Our beliefs develop during our formative years. They are shaped by our interactions with caretakers, teachers, and peer groups and reinforced by our experiences until they become ingrained. Often, we do not even notice when we repeat them to ourselves. Examining my puppy play experience, it is easily seen that I hold a core belief about the purpose of playing games being to win. It was only when I slowed down and sat there in observation that my perspective shifted to an alternative perspective: the aim of playing a game could be to have fun rather than to win.
This experience reminded me of what I feel keeps many people stuck when they attempt to make a change—their personal beliefs about failure.

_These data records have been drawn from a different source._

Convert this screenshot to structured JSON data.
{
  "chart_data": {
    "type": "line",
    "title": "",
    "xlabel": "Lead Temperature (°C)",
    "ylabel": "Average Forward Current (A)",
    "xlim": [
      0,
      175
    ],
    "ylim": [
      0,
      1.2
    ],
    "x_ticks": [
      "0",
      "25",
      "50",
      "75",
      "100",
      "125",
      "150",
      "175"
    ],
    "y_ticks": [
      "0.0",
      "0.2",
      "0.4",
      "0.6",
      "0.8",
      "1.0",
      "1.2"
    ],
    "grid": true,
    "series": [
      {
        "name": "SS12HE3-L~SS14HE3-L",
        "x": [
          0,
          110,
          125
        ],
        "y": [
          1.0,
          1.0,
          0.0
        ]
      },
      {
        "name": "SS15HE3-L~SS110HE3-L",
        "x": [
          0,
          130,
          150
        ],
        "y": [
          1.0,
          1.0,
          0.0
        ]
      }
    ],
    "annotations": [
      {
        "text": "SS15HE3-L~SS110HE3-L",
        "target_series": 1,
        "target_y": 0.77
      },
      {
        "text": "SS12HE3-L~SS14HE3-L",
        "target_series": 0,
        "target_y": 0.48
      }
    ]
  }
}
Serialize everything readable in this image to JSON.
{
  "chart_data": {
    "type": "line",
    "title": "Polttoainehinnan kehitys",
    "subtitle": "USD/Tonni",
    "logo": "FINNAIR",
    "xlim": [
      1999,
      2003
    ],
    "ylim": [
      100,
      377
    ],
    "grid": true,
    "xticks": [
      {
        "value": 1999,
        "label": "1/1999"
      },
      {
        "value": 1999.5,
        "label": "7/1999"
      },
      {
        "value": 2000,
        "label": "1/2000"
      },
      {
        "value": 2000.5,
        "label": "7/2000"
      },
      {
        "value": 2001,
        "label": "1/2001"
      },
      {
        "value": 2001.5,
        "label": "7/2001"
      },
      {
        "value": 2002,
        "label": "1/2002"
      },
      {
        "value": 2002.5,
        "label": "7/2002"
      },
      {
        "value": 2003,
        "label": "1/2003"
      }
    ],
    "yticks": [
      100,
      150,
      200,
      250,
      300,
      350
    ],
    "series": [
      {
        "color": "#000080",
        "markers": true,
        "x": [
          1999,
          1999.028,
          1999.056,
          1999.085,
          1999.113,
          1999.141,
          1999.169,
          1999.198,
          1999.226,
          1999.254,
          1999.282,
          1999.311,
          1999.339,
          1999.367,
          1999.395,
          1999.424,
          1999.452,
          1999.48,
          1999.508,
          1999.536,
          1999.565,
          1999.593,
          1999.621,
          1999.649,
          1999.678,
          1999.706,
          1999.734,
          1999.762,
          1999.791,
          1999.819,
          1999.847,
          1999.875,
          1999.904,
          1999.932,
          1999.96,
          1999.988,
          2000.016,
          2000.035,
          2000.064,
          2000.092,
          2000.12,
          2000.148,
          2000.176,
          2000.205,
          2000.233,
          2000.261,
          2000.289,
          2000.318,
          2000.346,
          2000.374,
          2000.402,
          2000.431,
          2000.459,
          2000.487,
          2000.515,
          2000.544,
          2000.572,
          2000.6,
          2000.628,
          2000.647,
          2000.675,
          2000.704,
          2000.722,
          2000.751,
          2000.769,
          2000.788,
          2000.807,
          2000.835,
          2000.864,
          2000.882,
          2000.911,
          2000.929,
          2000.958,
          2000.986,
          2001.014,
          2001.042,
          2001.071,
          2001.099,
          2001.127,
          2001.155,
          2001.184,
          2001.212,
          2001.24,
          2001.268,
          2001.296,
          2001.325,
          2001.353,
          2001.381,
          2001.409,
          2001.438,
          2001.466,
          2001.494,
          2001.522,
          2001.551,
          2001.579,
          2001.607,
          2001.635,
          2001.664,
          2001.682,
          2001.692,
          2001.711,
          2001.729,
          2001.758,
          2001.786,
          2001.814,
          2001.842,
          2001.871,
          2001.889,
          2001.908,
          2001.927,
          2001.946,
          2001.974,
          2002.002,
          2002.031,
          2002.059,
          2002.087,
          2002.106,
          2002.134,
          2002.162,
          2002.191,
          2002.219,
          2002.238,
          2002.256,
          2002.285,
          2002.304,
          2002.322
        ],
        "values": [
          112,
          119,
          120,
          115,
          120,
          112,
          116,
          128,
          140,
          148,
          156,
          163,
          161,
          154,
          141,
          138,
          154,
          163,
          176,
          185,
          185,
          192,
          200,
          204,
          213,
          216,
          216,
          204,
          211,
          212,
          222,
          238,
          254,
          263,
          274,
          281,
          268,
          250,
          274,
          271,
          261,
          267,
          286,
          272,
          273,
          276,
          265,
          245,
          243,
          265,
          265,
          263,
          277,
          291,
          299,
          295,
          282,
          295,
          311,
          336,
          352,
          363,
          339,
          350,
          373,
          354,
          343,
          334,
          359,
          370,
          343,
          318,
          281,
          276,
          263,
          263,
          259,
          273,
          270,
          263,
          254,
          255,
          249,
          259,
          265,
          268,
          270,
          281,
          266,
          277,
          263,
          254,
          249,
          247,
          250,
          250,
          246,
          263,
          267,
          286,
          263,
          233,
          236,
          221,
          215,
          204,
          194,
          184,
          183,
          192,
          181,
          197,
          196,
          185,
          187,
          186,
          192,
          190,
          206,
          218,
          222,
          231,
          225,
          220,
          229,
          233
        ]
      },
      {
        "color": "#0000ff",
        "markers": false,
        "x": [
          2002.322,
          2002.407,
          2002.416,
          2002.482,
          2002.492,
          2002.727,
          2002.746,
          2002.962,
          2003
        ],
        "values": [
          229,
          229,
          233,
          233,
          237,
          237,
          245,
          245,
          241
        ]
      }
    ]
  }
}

In the book Changing to Thrive, James Prochaska writes, “If you keep thinking instead of doing, you can’t actually fail because you haven’t made any action attempts.” When I first read that sentence, energy shot through my body like a bolt of lightning. The statement eloquently illustrates my point of view. We get stuck because of the held belief that failure is bad. When we tell ourselves that failure is bad, it makes sense to avoid any risk of it associated with taking action toward making a change.
Looking closer, imagine a child who comes home from school with a poor grade on a test and is informed that rather than play outside with friends after school, they are expected to stay indoors and study until they get a passing grade. What possible conclusions about failure could this child draw if this scenario is replayed frequently?
Perhaps they would sound like the following statements:
“Bad things will happen if I fail.”
“It is not okay to fail.”
“I am not okay if I fail.”
These statements encourage us to stay stuck in the “thinking about change” cycle as they protect us from the risk of failure. We cannot possibly fail because we are not attempting to change. We feel safer staying the same.
One way to move from this immobilized state is to lean on our innate curiosity. To spend time investigating what we believe about failure and perhaps learn to embrace it. If we do not know what we are thinking, it is difficult to reframe and remove that barrier to our progress. Spend a moment reflecting on the beliefs about failure shared above. Do any of them feel familiar? Do you have others to add?
Now imagine the student who brought home poor test scores instead having a conversation with someone who is curious about their experience. This person could use the opportunity to help the child recognize that failing is both feedback and a critical part of learning. Perhaps they could encourage the student to get curious about how they could achieve a different outcome and invite them to co-create a plan to increase their score on the next exam. Learning that failure is not the end of the world and should be expected, what are the reframed views this student may adopt about failure?
Perhaps they would sound like this:
“Failure shows me where I can practice.”
“Failure is how we learn; all of us fail.”
“People will help me when I fail.”
Incorporating time to examine your beliefs is a critical step in the change process. One of my favorite aspects of coaching is the opportunity to collaborate with clients as they work through these shifts. It is powerful to involve a thought partner as you uncover held beliefs, explore alternative options, and chart a course forward. Visit the contact page and request a 15-minute consultation call to determine if my services are a fit.
In the meantime, below are some questions to get you started if you feel stuck making a change.
How do I view failure?
What is one possible alternative belief?
How would my situation look if I adopted this alternative belief?